Zhang Peng, Liu Linghua, Yao Lei, Song Xiaoxue
Department of Intensive Care Medicine, Provincial Hospital Affiliated to Shandong First Medical University, Jinan, China.
Department of Respiratory and Critical Care Medicine, Shaanxi Provincial People's Hospital, Xi'an, China.
Int J Stem Cells. 2021 May 30;14(2):229-239. doi: 10.15283/ijsc20136.
Implantation of bone marrow-derived mesenchymal stem cells (BMSCs) has been recognized as an effective therapy for attenuating acute lung injury (ALI). This study aims to discover microRNA (miRNA)-mediated improvement of BMSCs-based therapeutic effects.

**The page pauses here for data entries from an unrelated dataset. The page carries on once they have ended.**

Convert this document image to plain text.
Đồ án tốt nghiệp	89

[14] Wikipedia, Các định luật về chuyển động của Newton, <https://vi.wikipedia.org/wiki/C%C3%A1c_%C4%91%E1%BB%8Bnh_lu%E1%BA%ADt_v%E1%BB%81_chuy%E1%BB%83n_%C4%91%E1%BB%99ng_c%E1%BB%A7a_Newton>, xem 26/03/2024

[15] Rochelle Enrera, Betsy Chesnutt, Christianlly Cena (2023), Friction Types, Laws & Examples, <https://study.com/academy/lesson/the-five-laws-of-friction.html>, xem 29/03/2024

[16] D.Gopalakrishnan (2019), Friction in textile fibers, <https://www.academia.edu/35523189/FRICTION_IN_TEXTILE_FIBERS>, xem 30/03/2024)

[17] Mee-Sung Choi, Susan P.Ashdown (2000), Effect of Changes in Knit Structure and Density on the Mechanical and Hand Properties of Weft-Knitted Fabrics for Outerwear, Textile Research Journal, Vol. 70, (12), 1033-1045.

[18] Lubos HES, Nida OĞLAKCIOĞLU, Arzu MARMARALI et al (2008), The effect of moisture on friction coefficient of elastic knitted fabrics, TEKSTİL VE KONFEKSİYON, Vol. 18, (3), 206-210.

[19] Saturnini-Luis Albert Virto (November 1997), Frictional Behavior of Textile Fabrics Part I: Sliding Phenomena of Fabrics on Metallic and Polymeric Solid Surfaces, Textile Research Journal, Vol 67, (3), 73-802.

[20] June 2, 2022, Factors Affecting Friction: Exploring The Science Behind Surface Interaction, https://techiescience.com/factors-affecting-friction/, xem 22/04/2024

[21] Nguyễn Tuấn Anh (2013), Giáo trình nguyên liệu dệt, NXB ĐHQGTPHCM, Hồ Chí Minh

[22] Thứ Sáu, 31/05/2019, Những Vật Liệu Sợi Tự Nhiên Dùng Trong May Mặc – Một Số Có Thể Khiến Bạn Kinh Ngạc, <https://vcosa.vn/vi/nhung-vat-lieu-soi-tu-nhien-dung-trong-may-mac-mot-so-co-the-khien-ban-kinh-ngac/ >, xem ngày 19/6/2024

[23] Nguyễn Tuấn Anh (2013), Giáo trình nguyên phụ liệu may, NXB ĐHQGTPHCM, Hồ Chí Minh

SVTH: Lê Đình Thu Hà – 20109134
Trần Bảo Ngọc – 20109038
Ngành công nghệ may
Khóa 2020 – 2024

Mice were treated with lipopolysaccharide (LPS) for induction of ALI. BMSCs with lentivirus- mediated expression of miR-23b-3p or fibroblast growth factor 2 (FGF2) were intratracheally injected into the mice with ALI. The expressions of miR-23b-3p, FGF2, Occludin, and surfactant protein C (SPC) in lung tissues were analyzed by immunoblot or quantitative reverse transcription polymerase chain reaction. Histopathological changes in lung tissues were observed via hematoxylin-eosin staining. Lung edema was assessed by the ratio of lung wet weight/body weight (LWW/BW). The levels of interleukin (IL)-1, IL-6, IL-4, and IL-8 in bronchoalveolar lavage fluid (BALF) were assessed by ELISA. LPS injection downregulated the expressions of miR-23b-3p, SPC and Occludin in the lung tissues, increased the LWW/BW ratio and aggravated histopathological abnormalities, while upregulating IL-1, IL-6, IL-4, and IL-8 in the BALF. Upregulated miR-23b-3p counteracted LPS-induced effects, whereas downregulated miR-23b-3p intensified LPS-induced effects. FGF2, which was downregulated by miR-23b-3p upregulation, was a target gene of miR-23b-3p. Overexpressing FGF2 downregulated the expressions of miR-23b-3p, SPC and Occludin, increased the LWW/BW ratio and aggravated histopathological abnormalities, while upregulating IL-1, IL-6, IL-4, and IL-8, and it offset miR-23b-3p upregulation-caused effects on the ALI mice.
Overexpression of miR-23b-3p in BMSCs strengthened BMSC-mediated protection against LPS-induced mouse acute lung injury via targeting FGF2.
骨髓间充质干细胞(BMSC)移植已被公认为是减轻急性肺损伤(ALI)的有效治疗方法。本研究旨在探索微小RNA(miRNA)介导的基于BMSC的治疗效果改善。
用脂多糖(LPS)处理小鼠以诱导ALI。将慢病毒介导表达miR-23b-3p或成纤维细胞生长因子2(FGF2)的BMSC经气管内注射到ALI小鼠体内。通过免疫印迹或定量逆转录聚合酶链反应分析肺组织中miR-23b-3p、FGF2、闭合蛋白和表面活性蛋白C(SPC)的表达。通过苏木精-伊红染色观察肺组织的组织病理学变化。通过肺湿重/体重比(LWW/BW)评估肺水肿。通过酶联免疫吸附测定法评估支气管肺泡灌洗液(BALF)中白细胞介素(IL)-1、IL-6、IL-4和IL-8的水平。注射LPS下调了肺组织中miR-23b-3p、SPC和闭合蛋白的表达,增加了LWW/BW比值并加重了组织病理学异常,同时上调了BALF中IL-1、IL-6、IL-4和IL-8的水平。上调miR-23b-3p可抵消LPS诱导的效应,而下调miR-23b-3p则增强LPS诱导的效应。miR-23b-3p上调使其表达下调的FGF2是miR-23b-3p的靶基因。过表达FGF2下调了miR-23b-3p、SPC和闭合蛋白的表达,增加了LWW/BW比值并加重了组织病理学异常,同时上调了IL-1、IL-6、IL-4和IL-8,并且抵消了miR-23b-3p上调对ALI小鼠产生的效应。
BMSC中miR-23b-3p的过表达通过靶向FGF2增强了BMSC介导的对LPS诱导的小鼠急性肺损伤的保护作用。